Happy to have you onboard!!!
Hello @ypriverol Thanks a lot!
(Update, all of the search aspect and DIA-NN related outputs works fine RN but I am patching the file conversion aspect (since in some places, the suffix does not match, due to it being changed ... somewhere .. to .mzML in the experimental design).
Best!
Hello @ypriverol Thanks a lot!
- I don't think I understand what you mean when you mention about changing the stats step (I might have forked the repo after the change was done).
For the pmultiqc
reports we generate at the end of the workflow, we use the mzmls to detect the number of MS2, % of identified MS2, charge state, etc. In the step that I mentioned, we read every mzML and generate a tsv
with the statistics needed by the pmultiqc. In the first implementation, you are doing with .d
we don't need to implement that (then, the pmultiqc should be disabled by default), but in future implementations we should enable .d
parsing. @WangHong007 @daichengxin I'm correct here?
- I agree, in my experience, depending on how the mzml is generated, it might either not maintain all the information or not maintain all the connections in the underlying data, making the usage of the data a lot harder for the search engine. (which is why I am adding this feature :P)
👍
- The last thing I wanted to ask was on the documentation side of things. Could you point me to where the long form docs are located? (is this >> https://github.com/bigbio/quantms/blob/readthedocs/docs/formats.rst << branch auto-generated or do I generate a separate PR there to update those docs? ... on a similar matter, for contributions, should I PR agains bigbio/dev or nf-core/dev ?)

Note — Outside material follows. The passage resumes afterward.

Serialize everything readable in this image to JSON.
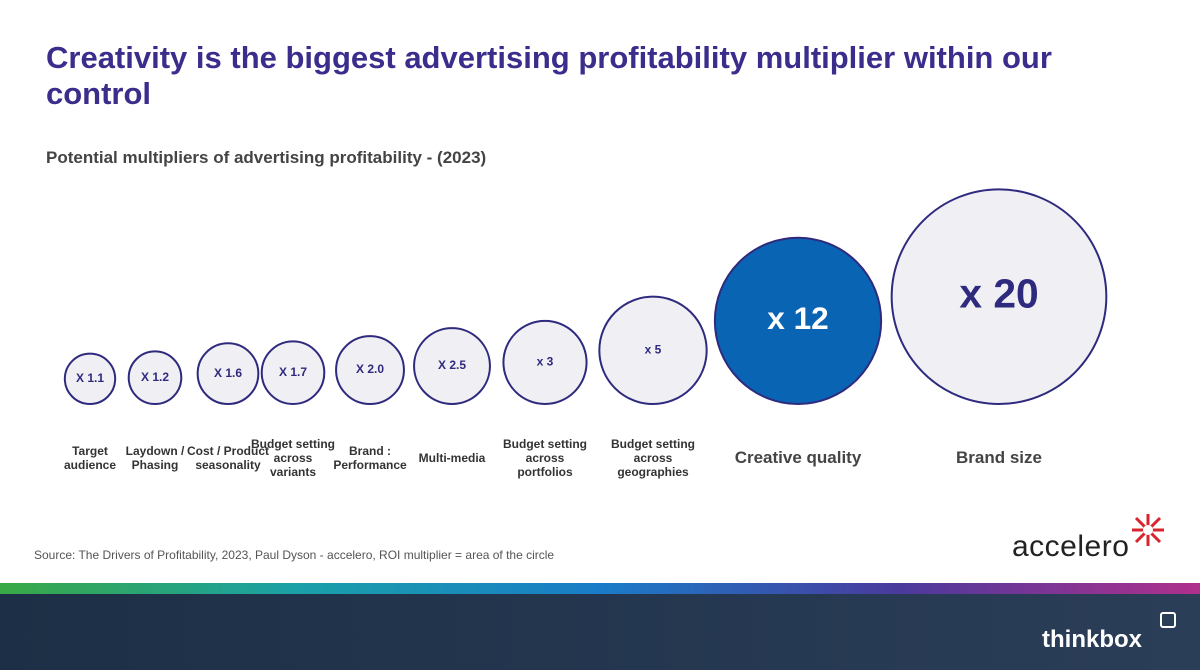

All the documentation is hosted in our bigbio/quantms
repo in branch readthedocs
https://github.com/bigbio/quantms/tree/readthedocs then, any change to our tutorials, explanation etc should be done there. If you do a PR against that branch, the documentation will be updated automatically.
We used to use any of them, bigbio/dev
or nf-core/dev
. In bigbio/dev
we have more freedom to merge, discuss results etc. Also the bigbio/dev in the organization with other libraries of the pipeline like pmultiqc or sedf-pipelines are stored, which make easier to share users, mantainers, etc. That organization repo is also used to store the docs and hosted readthedocs.
(Update, all of the search aspect and DIA-NN related outputs works fine RN but I am patching the file conversion aspect (since in some places, the suffix does not match, due to it being changed ... somewhere .. to .mzML in the experimental design).
❤️
Best!
Description of feature
Currently we are always converting to mzML although some tools allow reading raw files (e.g. DIANN and I think even Comet) We only need to make sure that the mzml statistics module can also read raw files. There are Thermo raw parsing libraries for python out there. Or we convert just for QC while DIANN is running and discard intermediate results.